①認知機能の低下に対応した指定代理人の積極的活用
②公的支援による政策誘導を通じたリバースモーゲージの魅力向上と周知徹底
③不健康に長生きするリスクへの保険機能の強化
④買い物や外出サポートなどの付加的サービスの介護事業者等による提供・紹介

(4)終末期医療・ケアの意思についての定期的確認の仕組みの普及

①ACP(アドバンス・ケア・プランニング)をアシストする医療機関、介護事業者に対して報酬面で評価。
②介護保険認定・更新時におけるAD(事前指示)の仕組み化

(5)複数医師・多職種連携による在宅医療・介護の推進

①医師以外の医療専門職・介護人材が実施できる行為の範囲を拡大。
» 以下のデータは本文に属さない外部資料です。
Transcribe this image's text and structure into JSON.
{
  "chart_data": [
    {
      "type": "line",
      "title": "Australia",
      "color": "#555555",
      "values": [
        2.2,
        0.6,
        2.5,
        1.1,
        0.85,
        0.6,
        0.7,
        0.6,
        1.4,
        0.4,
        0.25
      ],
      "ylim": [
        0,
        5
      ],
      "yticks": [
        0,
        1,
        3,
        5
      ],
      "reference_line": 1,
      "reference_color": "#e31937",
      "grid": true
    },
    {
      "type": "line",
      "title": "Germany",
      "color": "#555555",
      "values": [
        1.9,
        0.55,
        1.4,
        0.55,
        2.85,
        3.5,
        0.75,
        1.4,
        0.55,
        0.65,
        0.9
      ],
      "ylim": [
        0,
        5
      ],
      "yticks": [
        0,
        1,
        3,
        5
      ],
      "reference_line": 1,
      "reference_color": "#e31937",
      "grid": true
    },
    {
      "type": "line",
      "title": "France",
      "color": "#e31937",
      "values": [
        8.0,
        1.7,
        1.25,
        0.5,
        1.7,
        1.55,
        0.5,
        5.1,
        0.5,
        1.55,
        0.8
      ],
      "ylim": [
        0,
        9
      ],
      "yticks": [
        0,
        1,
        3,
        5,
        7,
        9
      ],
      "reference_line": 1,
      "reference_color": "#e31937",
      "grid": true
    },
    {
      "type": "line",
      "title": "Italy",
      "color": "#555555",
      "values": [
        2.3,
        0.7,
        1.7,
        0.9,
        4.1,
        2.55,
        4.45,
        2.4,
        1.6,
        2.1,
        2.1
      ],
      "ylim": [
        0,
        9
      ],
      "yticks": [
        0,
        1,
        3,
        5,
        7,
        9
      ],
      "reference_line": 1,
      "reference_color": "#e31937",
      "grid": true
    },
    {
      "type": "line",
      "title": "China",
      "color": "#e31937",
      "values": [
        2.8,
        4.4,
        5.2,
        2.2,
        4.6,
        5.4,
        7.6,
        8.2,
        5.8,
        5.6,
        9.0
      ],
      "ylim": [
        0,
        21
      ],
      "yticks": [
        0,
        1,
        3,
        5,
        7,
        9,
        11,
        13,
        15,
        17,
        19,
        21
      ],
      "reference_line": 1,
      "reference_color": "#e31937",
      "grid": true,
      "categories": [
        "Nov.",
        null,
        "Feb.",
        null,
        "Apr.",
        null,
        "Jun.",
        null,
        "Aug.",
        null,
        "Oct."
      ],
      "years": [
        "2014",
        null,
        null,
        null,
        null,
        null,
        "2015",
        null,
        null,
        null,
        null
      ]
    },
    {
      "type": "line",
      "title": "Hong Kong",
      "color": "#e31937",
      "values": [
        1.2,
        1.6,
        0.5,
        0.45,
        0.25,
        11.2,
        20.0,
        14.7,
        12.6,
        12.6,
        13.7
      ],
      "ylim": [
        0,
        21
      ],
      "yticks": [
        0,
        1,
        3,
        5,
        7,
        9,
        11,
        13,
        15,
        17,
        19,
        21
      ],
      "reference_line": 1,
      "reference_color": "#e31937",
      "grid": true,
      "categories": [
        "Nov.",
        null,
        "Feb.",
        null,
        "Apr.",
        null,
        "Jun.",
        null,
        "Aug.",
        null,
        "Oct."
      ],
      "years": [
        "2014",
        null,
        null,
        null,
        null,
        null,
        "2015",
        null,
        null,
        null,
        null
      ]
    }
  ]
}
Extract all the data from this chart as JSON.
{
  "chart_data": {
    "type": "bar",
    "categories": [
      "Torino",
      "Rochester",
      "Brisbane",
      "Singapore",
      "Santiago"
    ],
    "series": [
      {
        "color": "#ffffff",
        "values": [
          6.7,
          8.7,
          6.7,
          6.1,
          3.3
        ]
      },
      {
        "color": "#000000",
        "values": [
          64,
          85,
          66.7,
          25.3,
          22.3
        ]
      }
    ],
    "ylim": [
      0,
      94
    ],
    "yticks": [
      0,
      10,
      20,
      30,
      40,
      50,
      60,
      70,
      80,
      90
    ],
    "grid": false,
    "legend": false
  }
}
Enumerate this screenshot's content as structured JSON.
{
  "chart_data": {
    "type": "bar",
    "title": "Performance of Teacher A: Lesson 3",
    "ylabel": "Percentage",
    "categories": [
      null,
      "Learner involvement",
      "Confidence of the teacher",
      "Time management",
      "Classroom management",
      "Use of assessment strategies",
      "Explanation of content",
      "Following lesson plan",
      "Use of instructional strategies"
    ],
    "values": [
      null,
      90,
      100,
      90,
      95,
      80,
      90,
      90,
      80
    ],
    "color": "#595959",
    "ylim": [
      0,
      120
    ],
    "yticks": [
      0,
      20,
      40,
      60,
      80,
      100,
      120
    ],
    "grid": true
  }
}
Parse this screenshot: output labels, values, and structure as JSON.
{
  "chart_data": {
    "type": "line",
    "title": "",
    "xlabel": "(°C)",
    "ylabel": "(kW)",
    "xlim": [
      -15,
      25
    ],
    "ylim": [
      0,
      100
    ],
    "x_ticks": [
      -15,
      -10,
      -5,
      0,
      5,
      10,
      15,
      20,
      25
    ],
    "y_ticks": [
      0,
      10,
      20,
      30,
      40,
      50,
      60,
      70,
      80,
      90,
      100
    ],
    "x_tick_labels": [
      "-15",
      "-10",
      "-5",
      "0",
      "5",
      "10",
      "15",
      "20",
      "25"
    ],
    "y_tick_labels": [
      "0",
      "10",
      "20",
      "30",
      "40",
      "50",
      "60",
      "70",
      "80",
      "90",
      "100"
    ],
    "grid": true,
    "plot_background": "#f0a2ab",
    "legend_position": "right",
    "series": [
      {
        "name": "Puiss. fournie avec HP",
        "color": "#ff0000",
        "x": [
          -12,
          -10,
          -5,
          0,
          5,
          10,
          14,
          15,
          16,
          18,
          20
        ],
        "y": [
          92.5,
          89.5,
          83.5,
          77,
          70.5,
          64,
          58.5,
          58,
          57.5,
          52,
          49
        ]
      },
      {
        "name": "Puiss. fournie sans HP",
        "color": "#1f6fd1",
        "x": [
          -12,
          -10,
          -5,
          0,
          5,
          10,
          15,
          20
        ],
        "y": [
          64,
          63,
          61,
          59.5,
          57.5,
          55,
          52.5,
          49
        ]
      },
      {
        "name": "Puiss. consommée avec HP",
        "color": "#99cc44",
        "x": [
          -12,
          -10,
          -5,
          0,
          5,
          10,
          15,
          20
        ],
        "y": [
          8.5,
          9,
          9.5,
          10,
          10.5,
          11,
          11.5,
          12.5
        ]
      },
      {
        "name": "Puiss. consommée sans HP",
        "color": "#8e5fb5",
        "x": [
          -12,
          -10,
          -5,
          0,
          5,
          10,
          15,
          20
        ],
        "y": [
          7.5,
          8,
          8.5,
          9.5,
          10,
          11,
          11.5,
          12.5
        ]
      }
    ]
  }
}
専門性の高い看護師の育成と資格化を推進。
②「かかりつけ医」の質向上・役割強化と名称の統一化

(6)規制緩和による生活支援手段の拡充

①デイサービス等の保有車両の地域内高齢者移動手段としての有効活用
②条件付き自家用車による高齢者向け有償運送の許容
③ラストワンマイルサービス(郵便・新聞・食料品等)の集約化・統合

(7)デジタル化による介護の効率化

①デジタル活用を通じた施設人員配置基準の緩和<
②関係者間のデータ共有による効率化
③自治体との情報のやり取りの電子化・標準化

(8)リアルワールドデータを活かしたケアサイエンス向上と過剰医療防止

①「医療アウトカム白書」を作成し、どの医療・薬が効果的かを評価
②診療ガイドラインから逸脱している無駄な医療を洗い出し

(9)集住によるサービス提供の効率化と社会参加の円滑化

①ケア・コンパクトシティの構築と司令塔作り
②高齢化が進む団地再生の推進
③介護ボランティアに対する「社会保障コイン」の発行
④高齢者の社会参加を促す情報プラットフォームの普及促進

(10) 超高齢化社会を支える自治体人材の課題解決力の底上げ

「地域包括ケア・アカデミー」を立ち上げ、全国自治体の人材を育成

 

 

個人的には社会保障制度において医療のDxやAI活用などがどの程度今後5年~10年で進むのかにとても興味がありますね。超高齢化社会においてケアされる人も、ケアする人も、取り巻く人全員がある程度幸福になれるような制度設計ができればいいですが・・・・そんな制度は可能でしょうか?皆さんはどう考えますか?